The Defense Advanced Research Projects Agency (DARPA) has awarded contracts to four companies to design a vertical take-off and landing (VTOL) aircraft that is much faster than a helicopter but retains excellent hover capability.
“The proposals we’ve chosen aim to create new technologies and incorporate existing ones that VTOL designs so far have not succeeded in developing,” said Ashish Bagai, DARPA’s VTOL Experimental Plane program manager in statement released on Tuesday.
“We’re eager to see if the performers can integrate their ideas into designs that could potentially achieve the performance goals we’ve set.”
Boeing, Aurora Flight Sciences, Karem Aircraft and Sikorsky were all awarded separate contracts to complete preliminary designs for their concept aircraft, which they must submit to DARPA late in 2015. DARPA will then review the concepts and pick a design to build as an unmanned technology demonstrator aircraft.
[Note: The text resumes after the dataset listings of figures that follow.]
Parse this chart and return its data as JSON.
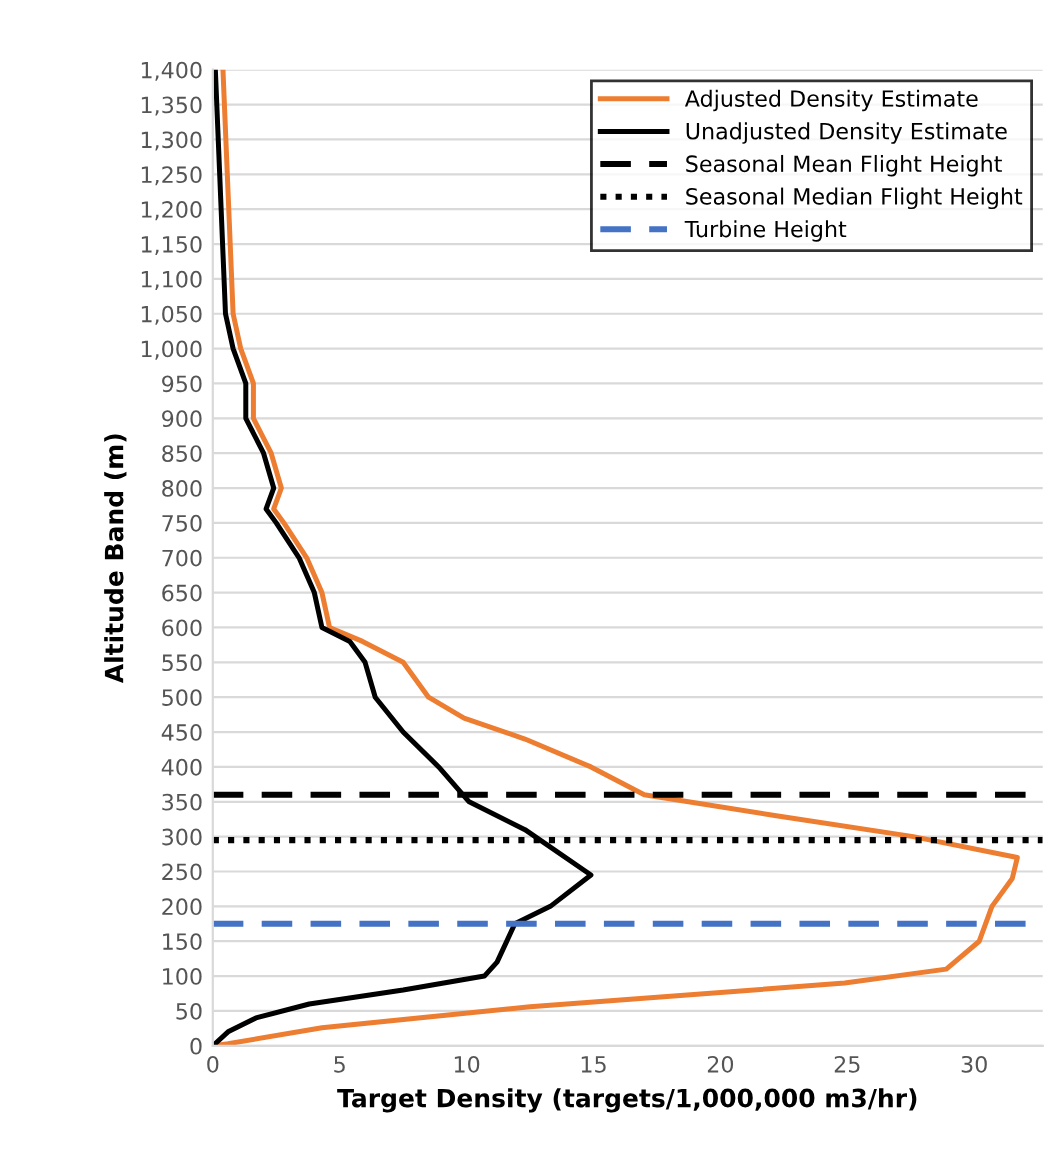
{
  "chart_data": {
    "type": "line",
    "xlabel": "Target Density (targets/1,000,000 m3/hr)",
    "ylabel": "Altitude Band (m)",
    "series": [
      {
        "name": "Adjusted Density Estimate",
        "color": "#ed7d31",
        "x": [
          0.4,
          0.8,
          1.1,
          1.6,
          1.6,
          2.3,
          2.7,
          2.4,
          2.8,
          3.7,
          4.3,
          4.6,
          5.9,
          7.5,
          8.5,
          9.9,
          12.3,
          14.9,
          17.0,
          22.2,
          27.6,
          31.7,
          31.5,
          30.7,
          30.2,
          28.9,
          24.9,
          12.5,
          4.3,
          0.6,
          0
        ],
        "values": [
          1400,
          1050,
          1000,
          950,
          900,
          850,
          800,
          770,
          750,
          700,
          650,
          600,
          580,
          550,
          500,
          470,
          440,
          400,
          360,
          330,
          300,
          270,
          240,
          200,
          150,
          110,
          90,
          56,
          26,
          3,
          0
        ]
      },
      {
        "name": "Unadjusted Density Estimate",
        "color": "#000000",
        "x": [
          0.1,
          0.5,
          0.8,
          1.3,
          1.3,
          2.0,
          2.4,
          2.1,
          2.5,
          3.4,
          4.0,
          4.3,
          5.4,
          6.0,
          6.4,
          7.5,
          8.9,
          10.1,
          12.3,
          14.9,
          13.3,
          11.9,
          11.2,
          10.7,
          7.5,
          3.8,
          1.7,
          0.6,
          0
        ],
        "values": [
          1400,
          1050,
          1000,
          950,
          900,
          850,
          800,
          770,
          750,
          700,
          650,
          600,
          580,
          550,
          500,
          450,
          400,
          350,
          310,
          245,
          200,
          175,
          120,
          100,
          80,
          60,
          40,
          20,
          0
        ]
      }
    ],
    "ref_lines": [
      {
        "axis": "y",
        "value": 360,
        "label": "Seasonal Mean Flight Height",
        "color": "#000000",
        "line_style": "dashed"
      },
      {
        "axis": "y",
        "value": 295,
        "label": "Seasonal Median Flight Height",
        "color": "#000000",
        "line_style": "dotted"
      },
      {
        "axis": "y",
        "value": 175,
        "label": "Turbine Height",
        "color": "#4472c4",
        "line_style": "dashed"
      }
    ],
    "xlim": [
      0,
      32.7
    ],
    "xticks": [
      0,
      5,
      10,
      15,
      20,
      25,
      30
    ],
    "ylim": [
      0,
      1400
    ],
    "yticks": [
      0,
      50,
      100,
      150,
      200,
      250,
      300,
      350,
      400,
      450,
      500,
      550,
      600,
      650,
      700,
      750,
      800,
      850,
      900,
      950,
      {
        "value": 1000,
        "label": "1,000"
      },
      {
        "value": 1050,
        "label": "1,050"
      },
      {
        "value": 1100,
        "label": "1,100"
      },
      {
        "value": 1150,
        "label": "1,150"
      },
      {
        "value": 1200,
        "label": "1,200"
      },
      {
        "value": 1250,
        "label": "1,250"
      },
      {
        "value": 1300,
        "label": "1,300"
      },
      {
        "value": 1350,
        "label": "1,350"
      },
      {
        "value": 1400,
        "label": "1,400"
      }
    ],
    "grid": "y",
    "legend": "top right",
    "line_style": "solid",
    "marker": "none"
  }
}
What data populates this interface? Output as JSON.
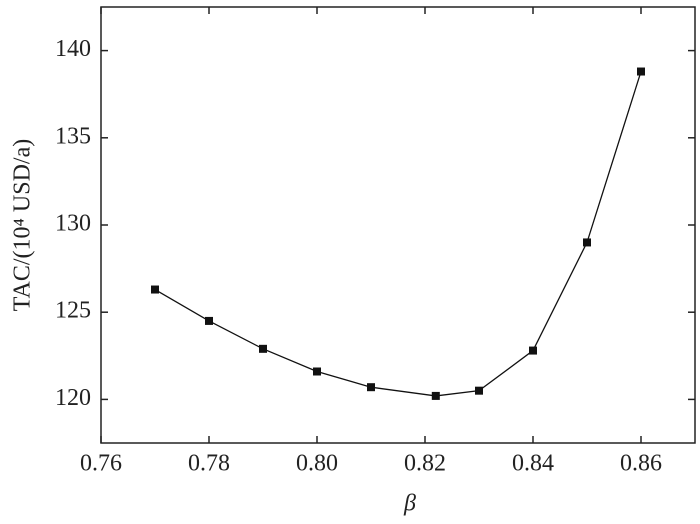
{
  "chart_data": {
    "type": "line",
    "x_label": "β",
    "y_label": "TAC/(10⁴ USD/a)",
    "x": [
      0.77,
      0.78,
      0.79,
      0.8,
      0.81,
      0.822,
      0.83,
      0.84,
      0.85,
      0.86
    ],
    "series": [
      {
        "name": "TAC",
        "color": "#111111",
        "values": [
          126.3,
          124.5,
          122.9,
          121.6,
          120.7,
          120.2,
          120.5,
          122.8,
          129.0,
          138.8
        ]
      }
    ],
    "xlim": [
      0.76,
      0.87
    ],
    "ylim": [
      117.5,
      142.5
    ],
    "xticks": [
      0.76,
      0.78,
      {
        "value": 0.8,
        "label": "0.80"
      },
      0.82,
      0.84,
      0.86
    ],
    "yticks": [
      120,
      125,
      130,
      135,
      140
    ],
    "grid": false
  }
}
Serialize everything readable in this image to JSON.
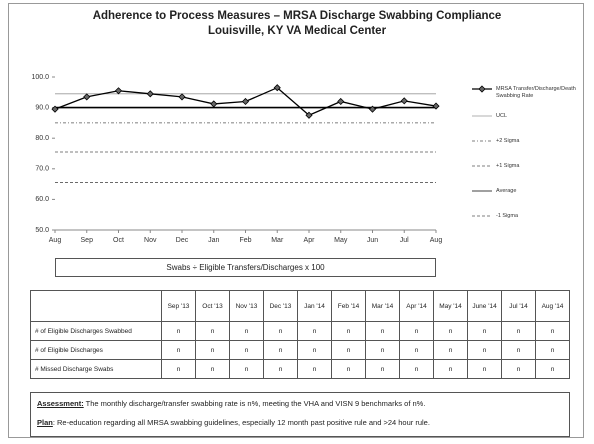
{
  "title": "Adherence to Process Measures –  MRSA Discharge Swabbing Compliance",
  "subtitle": "Louisville, KY VA Medical Center",
  "chart_data": {
    "type": "line",
    "categories": [
      "Aug",
      "Sep",
      "Oct",
      "Nov",
      "Dec",
      "Jan",
      "Feb",
      "Mar",
      "Apr",
      "May",
      "Jun",
      "Jul",
      "Aug"
    ],
    "series": [
      {
        "name": "MRSA Transfer/Discharge/Death Swabbing Rate",
        "color": "#000000",
        "values": [
          89.5,
          93.5,
          95.5,
          94.5,
          93.5,
          91.2,
          92,
          96.5,
          87.5,
          92,
          89.5,
          92.2,
          90.5
        ]
      }
    ],
    "reference_lines": [
      {
        "name": "UCL",
        "value": 94.5,
        "color": "#999999",
        "dash": "none"
      },
      {
        "name": "+2 Sigma",
        "value": 85,
        "color": "#555555",
        "dash": "3,2,1,2"
      },
      {
        "name": "+1 Sigma",
        "value": 75.5,
        "color": "#555555",
        "dash": "3,2"
      },
      {
        "name": "Average",
        "value": 90,
        "color": "#000000",
        "dash": "none"
      },
      {
        "name": "-1 Sigma",
        "value": 65.5,
        "color": "#555555",
        "dash": "3,2"
      }
    ],
    "ylim": [
      50,
      100
    ],
    "yticks": [
      {
        "value": 50,
        "label": "50.0"
      },
      {
        "value": 60,
        "label": "60.0"
      },
      {
        "value": 70,
        "label": "70.0"
      },
      {
        "value": 80,
        "label": "80.0"
      },
      {
        "value": 90,
        "label": "90.0"
      },
      {
        "value": 100,
        "label": "100.0"
      }
    ]
  },
  "formula": "Swabs ÷ Eligible Transfers/Discharges x 100",
  "table": {
    "header": [
      "",
      "Sep '13",
      "Oct '13",
      "Nov '13",
      "Dec '13",
      "Jan '14",
      "Feb '14",
      "Mar '14",
      "Apr '14",
      "May '14",
      "June '14",
      "Jul '14",
      "Aug '14"
    ],
    "rows": [
      [
        "# of Eligible Discharges Swabbed",
        "n",
        "n",
        "n",
        "n",
        "n",
        "n",
        "n",
        "n",
        "n",
        "n",
        "n",
        "n"
      ],
      [
        "# of Eligible Discharges",
        "n",
        "n",
        "n",
        "n",
        "n",
        "n",
        "n",
        "n",
        "n",
        "n",
        "n",
        "n"
      ],
      [
        "# Missed Discharge Swabs",
        "n",
        "n",
        "n",
        "n",
        "n",
        "n",
        "n",
        "n",
        "n",
        "n",
        "n",
        "n"
      ]
    ]
  },
  "assessment": {
    "label": "Assessment:",
    "text": " The monthly discharge/transfer swabbing rate is n%, meeting the VHA and  VISN 9 benchmarks of n%."
  },
  "plan": {
    "label": "Plan",
    "text": ": Re-education regarding all MRSA swabbing guidelines, especially 12 month past positive rule and >24 hour rule."
  }
}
The agency’s goal is to perform flight tests with the technology demonstrator sometime between 2017 and 2018.
According to DARPA, the goal is to achieve a sustained top speed of between 300 knots and 400 knots (345 to 460 MPH). By contrast, a normal helicopter has a maximum theoretical speed of about 200 knots resulting from a phenomenon called the dissymmetry of lift.
While designs such as the Bell-Boeing MV-22 Osprey tilt-rotor and Sikorsky X-2 compound helicopter prototype have gotten around the 200-knot limitation, they have not done so without making significant aerodynamic compromises to hovering efficiency or range. Nor has either design attempted to fly as fast as DARPA hopes to—the X-2 reached a maximum speed of 260 knots while the V-22 has a maximum speed of 275 knots.
DARPA’s goal is to raise aircraft hover efficiency from 60 percent to a minimum of the 75 percent. The agency also hopes its VTOL X-Plane is deliver a more favorable cruise lift-to-drag ratio of at least 10. Current rotorcraft have a lift-to-drag ratio of around five to six.
Further DARPA wants the VTOL X-Plane prototype to have a useful load equivalent to at least 40 percent of its projected gross weight of between 10,000lbs and 12,000lbs.
If the project succeeds, the technology could be applied to both future manned and unmanned VTOL aircraft. For the Navy and Marine Corps, that could mean VTOL aircraft operating from surface combatants like a destroyer, Littoral Combat Ship or amphibious assault ship would have much greater range, payload and speed.